Il faut dire qu'elle est douce, drôle. Elle sait transformer un jour sombre et triste en un paradis de lumière. Et quand elle rit, on dirait presque qu'un baiser évanescent vient se poser sur son front. Je ne sais pas où elle est, à présent. Mais je pense qu'elle s'est faite capturée lors d'incursions des peuples en révolte. Aidez moi.❞
Ils mangèrent en silence. La nuit se dessinait, et les étoiles sortaient une par une, comme des diamants sur une étoffe. La pluie battait encore mais plus calme qu'auparavant. Le ciel, dans l'obscurité naissante, se striait de différentes teintes de bleus et de noirs. Il sembla si bienveillant, presque. Parfois l'on décelait un éclat doré, un dernier fragment du soleil qui résistait en vain. Elyios aimait à observer ceux qui l'entouraient. Elle avait vu comment sa mère avait tressailli lorsque Caius s'était targué d'être le nouveau général à la tête de la Bretagne. Elle avait vu une lueur d'espoir dans les yeux profonds d'Aconia, elle avait senti son battement de cœur s'accélérer quand il avait mentionné ce nom, Arturus. Il y avait là grand mystère mais pour celui qui aime, rien n'est plus grande intrigue que l'amour. Elyios, celui qui aime. Pourquoi portait–elle un nom à telle signification ? Non pas qu'il lui déplaisait mais il semblait venu d'une époque trop lointaine et compliquée à comprendre. L'amour est–elle chose si dure ?
La jeune fille prit conger et s'allongea sur son lit. La lumière du crépuscule formait un halo sombre, le vent battant avec douceur les rideaux. On eut dit un rêve. Quelques gouttes de pluie venaient embrasser son visage juvénile. Au bout de la pièce trônait sa magnifique tapisserie, inachevée. Dunaíd soupira. Le temps viendrait et elle s'en irait loin, loin du seul berceau qu'elle avait jamais connu. Et ses simples rêves de grandeur disparaîtraient avec l'âge. Ses yeux se fermaient seuls et sans aide. Son esprit vagabonda une dernière fois.

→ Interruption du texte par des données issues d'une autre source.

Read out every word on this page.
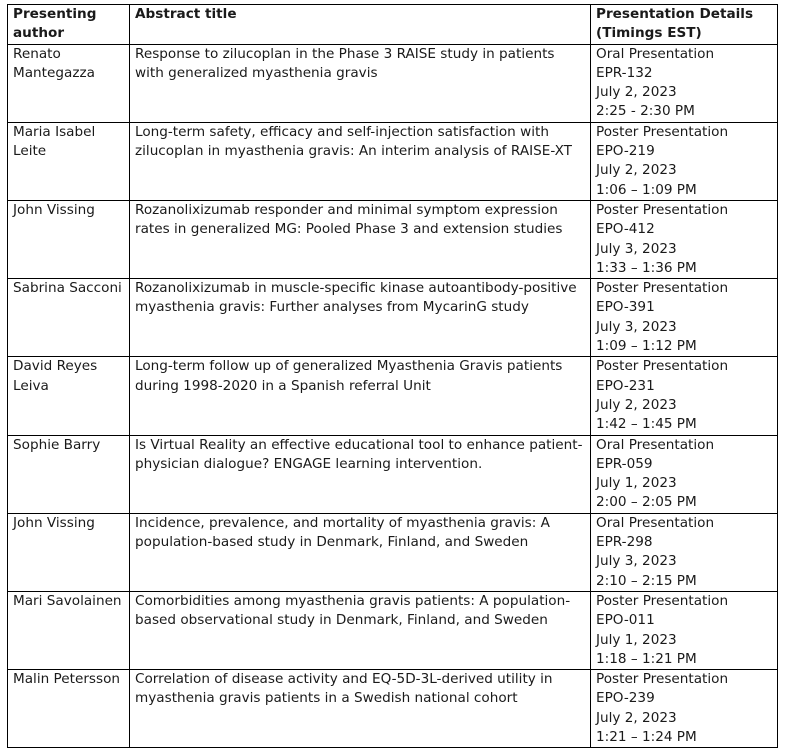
Presenting author	Abstract title	Presentation Details
(Timings EST)

Renato Mantegazza	Response to zilucoplan in the Phase 3 RAISE study in patients with generalized myasthenia gravis	Oral Presentation
EPR-132
July 2, 2023
2:25 - 2:30 PM

Maria Isabel Leite	Long-term safety, efficacy and self-injection satisfaction with zilucoplan in myasthenia gravis: An interim analysis of RAISE-XT	Poster Presentation
EPO-219
July 2, 2023
1:06 – 1:09 PM

John Vissing	Rozanolixizumab responder and minimal symptom expression rates in generalized MG: Pooled Phase 3 and extension studies	Poster Presentation
EPO-412
July 3, 2023
1:33 – 1:36 PM

Sabrina Sacconi	Rozanolixizumab in muscle-specific kinase autoantibody-positive myasthenia gravis: Further analyses from MycarinG study	Poster Presentation
EPO-391
July 3, 2023
1:09 – 1:12 PM

David Reyes Leiva	Long-term follow up of generalized Myasthenia Gravis patients during 1998-2020 in a Spanish referral Unit	Poster Presentation
EPO-231
July 2, 2023
1:42 – 1:45 PM

Sophie Barry	Is Virtual Reality an effective educational tool to enhance patient-physician dialogue? ENGAGE learning intervention.	Oral Presentation
EPR-059
July 1, 2023
2:00 – 2:05 PM

John Vissing	Incidence, prevalence, and mortality of myasthenia gravis: A population-based study in Denmark, Finland, and Sweden	Oral Presentation
EPR-298
July 3, 2023
2:10 – 2:15 PM

Mari Savolainen	Comorbidities among myasthenia gravis patients: A population-based observational study in Denmark, Finland, and Sweden	Poster Presentation
EPO-011
July 1, 2023
1:18 – 1:21 PM

Malin Petersson	Correlation of disease activity and EQ-5D-3L-derived utility in myasthenia gravis patients in a Swedish national cohort	Poster Presentation
EPO-239
July 2, 2023
1:21 – 1:24 PM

Qui était donc cet homme qui semblait si proche au souvenir de sa chère mère ? Quelles forces étaient à l'œuvre dans ce monde empli d'étrangetés ? À mesure qu'elle songeait, elle sombrait peu à peu dans l'univers débordant du rêve.

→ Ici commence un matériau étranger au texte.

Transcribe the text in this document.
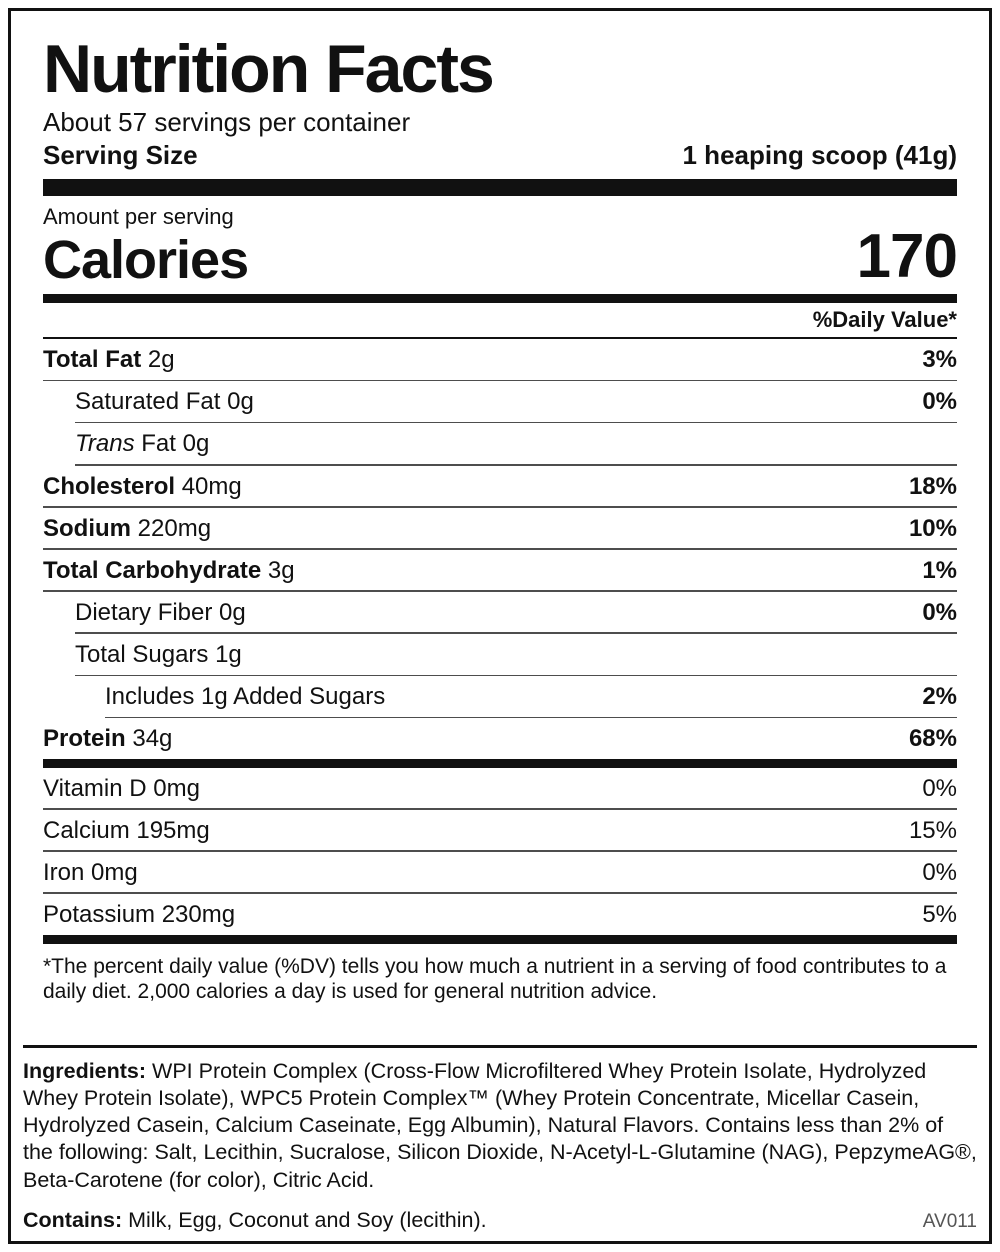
Nutrition Facts
About 57 servings per container
Serving Size	1 heaping scoop (41g)
Amount per serving
Calories	170
%Daily Value*
Total Fat 2g	3%
Saturated Fat 0g	0%
Trans Fat 0g
Cholesterol 40mg	18%
Sodium 220mg	10%
Total Carbohydrate 3g	1%
Dietary Fiber 0g	0%
Total Sugars 1g
Includes 1g Added Sugars	2%
Protein 34g	68%
Vitamin D 0mg	0%
Calcium 195mg	15%
Iron 0mg	0%
Potassium 230mg	5%
*The percent daily value (%DV) tells you how much a nutrient in a serving of food contributes to a daily diet. 2,000 calories a day is used for general nutrition advice.
Ingredients: WPI Protein Complex (Cross-Flow Microfiltered Whey Protein Isolate, Hydrolyzed Whey Protein Isolate), WPC5 Protein Complex™ (Whey Protein Concentrate, Micellar Casein, Hydrolyzed Casein, Calcium Caseinate, Egg Albumin), Natural Flavors. Contains less than 2% of the following: Salt, Lecithin, Sucralose, Silicon Dioxide, N-Acetyl-L-Glutamine (NAG), PepzymeAG®, Beta-Carotene (for color), Citric Acid.
Contains: Milk, Egg, Coconut and Soy (lecithin).	AV011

Macrinus poussa précautionneusement la porte. Sa fille était allongée avec grâce et dans son sommeil, on eût dit d'elle une déesse. Ses longs cheveux roux tombaient en cascade le long de son corps. Sa gorge se soulevait au rythme de sa respiration, des lèvres calmes et closes. Il aurait pu rester des heures ainsi, à la contempler. Ma fille, ma fille. Pas la fille d'un autre, seulement la sienne. Toutes les jalousies et les haines et les tristesses s'étaient évanouies en un soupir. Lui l'avait élevée et point un autre. Et soudainement, il comprit quel avait été son cadeau. Cette fille lui avait apporté joie et bonheur dans les heures les plus sombres. Elle avait su le faire rire, lui fait aimer les fragments difficiles de la vie. Il s'approcha d'elle et s'assit à ses côtés. Macrinus sentit son cœur se serrer, une émotion trop forte pour être contrôlée. Il en venait à pleurer ! Qu'elle était douce et belle, cette enfant. Peut-être point de ma chair et de mon sang, mais ma fille. Mon enfant. Et il était là, à laisser couler les larmes. Il lui baisa le front avant de se lever.
❝Mon père, que faites-vous donc ici ? s'enquit–elle d'une voix lointaine.
— J'étais venu te saluer, ma douce. Dors, tu as assez fait.
— Merci, à demain, murmura Elyios dans un sourire effacé par la fatigue.❞
Et en cet instant, elle n'avait plus le désir de partir.